Borsa italiana positiva in avvio, brilla Mediaset

Borsa italiana positiva in avvio, brilla Mediaset: Ftse Mib +0,31%.

Il Ftse Mib segna +0,31%, il Ftse Italia All-Share +0,30%, il Ftse Italia Mid Cap +0,20%, il Ftse Italia Star +0,25%.

Mercati azionari europei in verde. DAX +0,2%, FTSE 100 invariato, CAC 40 +0,2%, IBEX 35 +0,8%.

Future sugli indici azionari americani in rialzo dello 0,1% circa. Le chiusure dei principali indici della seduta precedente a Wall Street: S&P 500 -0,11%, Nasdaq Composite +0,07% (nuovo massimo storico), Dow Jones Industrial -0,01%.

Mercato azionario giapponese chiuso per festività. Borse cinesi incerte: l'indice CSI 300 di Shanghai e Shenzhen chiude a +1,19%, l'Hang Seng di Hong Kong al momento segna -0,4% circa.

Mediaset (+5,1%) in netto rialzo grazie alle rivelazioni del fine settimana del Sole 24 Ore. In base a indiscrezioni raccolte dal quotidiano finanziario, sono iniziate le trattative con Vivendi (+0,5%) per risolvere la lite iniziata nell'estate 2016, quando i francesi decisero di non rispettare l'accordo per l'acquisizione della pay tv Mediaset Premium. L'ipotesi di compromesso vede l'ingresso di Mediaset nella joint venture Canal Plus-TIM e la discesa di Vivendi sotto il 10% del capitale del gruppo di Cologno Monzese (ora la quota sfiora il 30%).

In verde Telecom Italia (+0,9%). Il magnate egiziano Naguib Sawiris ha dichiarato in un'intervista al Sole 24 Ore che continua a essere interessato a investire nella compagnia telefonica nonostante il tentativo respinto di alcuni anni fa.

Sawiris ha anche confermato che intende cedere la quota del 69,4% in Dada (+2,2%), ottima azienda ma troppo piccola per il suo gruppo.

Buone performance nel settore lusso/abbigliamento con Yoox Net-A-Porter Group (+1,4%), Tod's (+1%), Salvatore Ferragamo (+1,1%), Brunello Cucinelli (+1,5%), OVS (+0,7%).

TerniEnergia (+3,1% a 0,92 euro) guadagna ulteriore terreno dopo il +7,47% di venerdì in scia alla decisione di Banca IMI che ha avviato la copertura sul titolo con raccomandazione buy e target a 1,15 euro. Stamattina il titolo approfitta del contratto di manutenzione correttiva sottoscritto dalla controllata Softeco Sismat per conto di e-distribuzione SpA, società del Gruppo Enel attiva nel settore della gestione delle reti e delle Smart grid.

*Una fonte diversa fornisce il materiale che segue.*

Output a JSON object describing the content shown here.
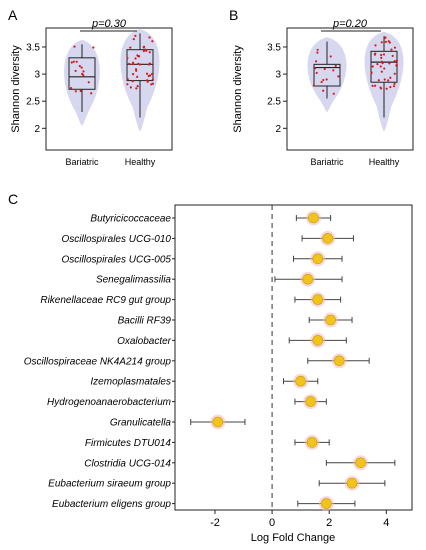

Sottotono Atlantia (-0,1% a 27,56 euro) che venerdì scorso ha toccato il nuovo massimo storico a 27,73 euro. Si avvicina il momento decisivo per l'assalto ad Abertis: secondo indiscrezioni già oggi potrebbe arrivare l'ok della CNMV (la Consob spagnola) all'OPAS annunciata in primavera dal gruppo controllato dalla famiglia Benetton. Secondo quanto riferito da Bloomberg invece il via libera potrebbe tardare qualche giorno. La scorsa settimana il ministro dell'economia spagnolo Luis de Guindos aveva dichiarato che Madrid terrà un atteggiamento neutrale nella disputa per il controllo di Abertis: la spagnola ACS due settimane fa ha confermato di avere allo studio una contro-offerta sul gruppo iberico delle autostrade. Questa mattina però El Confindencial rivela che a fine settembre il ministeri dello sviluppo e dell'energia hanno inviato alla CNMV due lettere in cui invitano l'organismo a non autorizzare l'OPAS di Atlantia in quanto quest'ultima deve prima ottenere l'ok del governo. Se questa ultima indiscrezione dovesse rivelarsi corretta potrebbe creare seri problemi alle ambizioni del gruppo italiano in terra di Spagna.

In rosso Trevi Finanziaria Industriale (-1,8%) dopo che Cerved Rating Agency ha peggiorato il rating della società da B2.1 a C1.1.

DATI ATTESI:
Per quanto riguarda gli appuntamenti macroeconomici in agenda oggi segnaliamo alle 10:30 indice Sentix (fiducia investitori) eurozona e alle 15:00 riunione Eurogruppo.